The UK and Eurostar recognise the value of the existing juxtaposed arrangements both in terms of passenger experience and in controlling the numbers
28 Mar 2012 : Column WA282
Senior Home Office officials continue to work closely with Belgian and French counterparts and with Eurostar to deliver a solution that minimises the impact on genuine travellers while maintaining the integrity of the UK border and which is acceptable to each country through which the service passes.
To ask Her Majesty's Government, further to the remarks by Earl Attlee on 17 October 2011 (Official Report, col. 112-3), when they will bring forward secondary legislation under Section 14 of the Planning Act 2008 to set lower thresholds for railway development projects that are required to be processed through the Infrastructure Planning Commission.[HL16677]
Earl Attlee: Since the 17 October 2011 exchanges during the passage of the Localism Bill, the Government have continued to work with Network Rail to examine the need for changes to the current planning regime to enable the timely delivery of major and minor infrastructure works to support sustainable growth. These include the option of introducing secondary legislation.

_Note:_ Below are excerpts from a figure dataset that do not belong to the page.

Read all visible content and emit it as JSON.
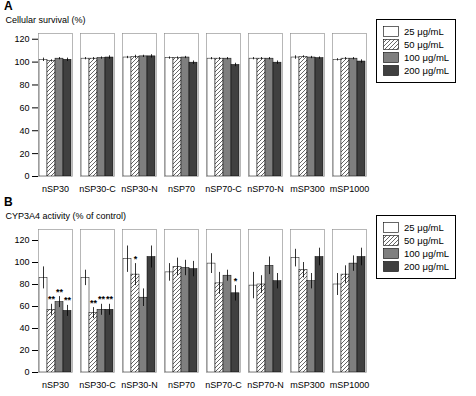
{
  "chart_data": [
    {
      "type": "bar",
      "title": "A",
      "categories": [
        "nSP30",
        "nSP30-C",
        "nSP30-N",
        "nSP70",
        "nSP70-C",
        "nSP70-N",
        "mSP300",
        "mSP1000"
      ],
      "ylabel": "Cellular survival (%)",
      "ylim": [
        0,
        125
      ],
      "yticks": [
        0,
        20,
        40,
        60,
        80,
        100,
        120
      ],
      "grid": false,
      "legend": "right",
      "series": [
        {
          "name": "25 μg/mL",
          "color": "white",
          "values": [
            102,
            103,
            104,
            103.5,
            103,
            103,
            104,
            102
          ],
          "errors": [
            1.5,
            1.0,
            1.0,
            1.0,
            1.0,
            1.0,
            1.5,
            1.0
          ]
        },
        {
          "name": "50 μg/mL",
          "color": "white",
          "values": [
            101,
            103,
            104.5,
            103.5,
            103,
            103,
            104.5,
            103
          ],
          "errors": [
            1.0,
            1.0,
            1.5,
            1.0,
            1.0,
            1.0,
            1.0,
            1.0
          ]
        },
        {
          "name": "100 μg/mL",
          "color": "#7f7f7f",
          "values": [
            103,
            103.5,
            105,
            104,
            103,
            103,
            104,
            103
          ],
          "errors": [
            1.0,
            1.0,
            1.0,
            1.0,
            1.0,
            1.0,
            1.0,
            1.0
          ]
        },
        {
          "name": "200 μg/mL",
          "color": "#404040",
          "values": [
            102,
            104,
            105,
            99.5,
            97.5,
            99.5,
            103.5,
            100.5
          ],
          "errors": [
            1.5,
            1.5,
            1.5,
            1.5,
            1.5,
            1.5,
            1.0,
            1.5
          ]
        }
      ]
    },
    {
      "type": "bar",
      "title": "B",
      "categories": [
        "nSP30",
        "nSP30-C",
        "nSP30-N",
        "nSP70",
        "nSP70-C",
        "nSP70-N",
        "mSP300",
        "mSP1000"
      ],
      "ylabel": "CYP3A4 activity (% of control)",
      "ylim": [
        0,
        130
      ],
      "yticks": [
        0,
        20,
        40,
        60,
        80,
        100,
        120
      ],
      "grid": false,
      "legend": "right",
      "series": [
        {
          "name": "25 μg/mL",
          "color": "white",
          "values": [
            86,
            86,
            103,
            91,
            99,
            79,
            104,
            80
          ],
          "errors": [
            10,
            7,
            12,
            8,
            9,
            12,
            8,
            10
          ]
        },
        {
          "name": "50 μg/mL",
          "color": "white",
          "values": [
            57,
            54,
            89,
            96,
            81,
            80,
            93,
            89
          ],
          "errors": [
            5,
            5,
            10,
            8,
            10,
            8,
            7,
            8
          ]
        },
        {
          "name": "100 μg/mL",
          "color": "#7f7f7f",
          "values": [
            64,
            57,
            68,
            95,
            88,
            97,
            83,
            99
          ],
          "errors": [
            5,
            5,
            8,
            7,
            5,
            8,
            7,
            7
          ]
        },
        {
          "name": "200 μg/mL",
          "color": "#404040",
          "values": [
            56,
            57,
            105,
            94,
            72,
            83,
            105,
            105
          ],
          "errors": [
            5,
            5,
            10,
            7,
            7,
            7,
            8,
            8
          ]
        }
      ],
      "annotations": [
        {
          "category": "nSP30",
          "series": "50 μg/mL",
          "text": "**"
        },
        {
          "category": "nSP30",
          "series": "100 μg/mL",
          "text": "**"
        },
        {
          "category": "nSP30",
          "series": "200 μg/mL",
          "text": "**"
        },
        {
          "category": "nSP30-C",
          "series": "50 μg/mL",
          "text": "**"
        },
        {
          "category": "nSP30-C",
          "series": "100 μg/mL",
          "text": "**"
        },
        {
          "category": "nSP30-C",
          "series": "200 μg/mL",
          "text": "**"
        },
        {
          "category": "nSP30-N",
          "series": "50 μg/mL",
          "text": "*"
        },
        {
          "category": "nSP70-C",
          "series": "200 μg/mL",
          "text": "*"
        }
      ]
    }
  ]
}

To ask Her Majesty's Government, further to the Written Statement by Earl Attlee on 28 February (WS 113-4), how they will demonstrate that the process of procuring Crossrail rolling stock will comply with European Union procurement rules. [HL16562]
As with all its procurements, Crossrail Ltd is required to procure the rolling stock and depot contract in a fair, objective and transparent manner, and in full compliance with the regulatory framework. Copies of the Instructions for Tenderers and the Rolling Stock Provision Agreement, which were released to shortlisted bidders on 28 February 2012, have been placed in the Libraries of the House.
To ask Her Majesty's Government, further to the Written Answer by Earl Attlee on 21 March (WA 177), how much revenue risk a train operator faces when the franchise is in revenue support; and whether this is sufficient to pay for the employment of revenue protection staff.[HL16705]
Earl Attlee: I refer the noble Lord to my Answer of 21 March 2012 (WA 177) which set out the balance of revenue risk between the Government and a franchised train operating company when that company qualifies for revenue support. As stated in that Answer, the Department for Transport does not have details of the costs of employing revenue protection staff as this is an operational matter for individual train operators. Therefore, the Government do not have details of the balance between employment costs of these staff and revenue collected by them.
To ask Her Majesty's Government, further to the Written Answer by Earl Attlee on 21 March (WA 177), when the 10 new Class 350/4 units will be operational; and how many second-hand cascaded rolling stock will become operational on the Northern franchise, and when.[HL16707]
Earl Attlee: The new Class 350/4 units are expected to become operational between December 2013 and April 2014, ahead of full fleet operation from the May 2014 timetable change. This will release Class 185 units for internal cascade within the TransPennine franchise.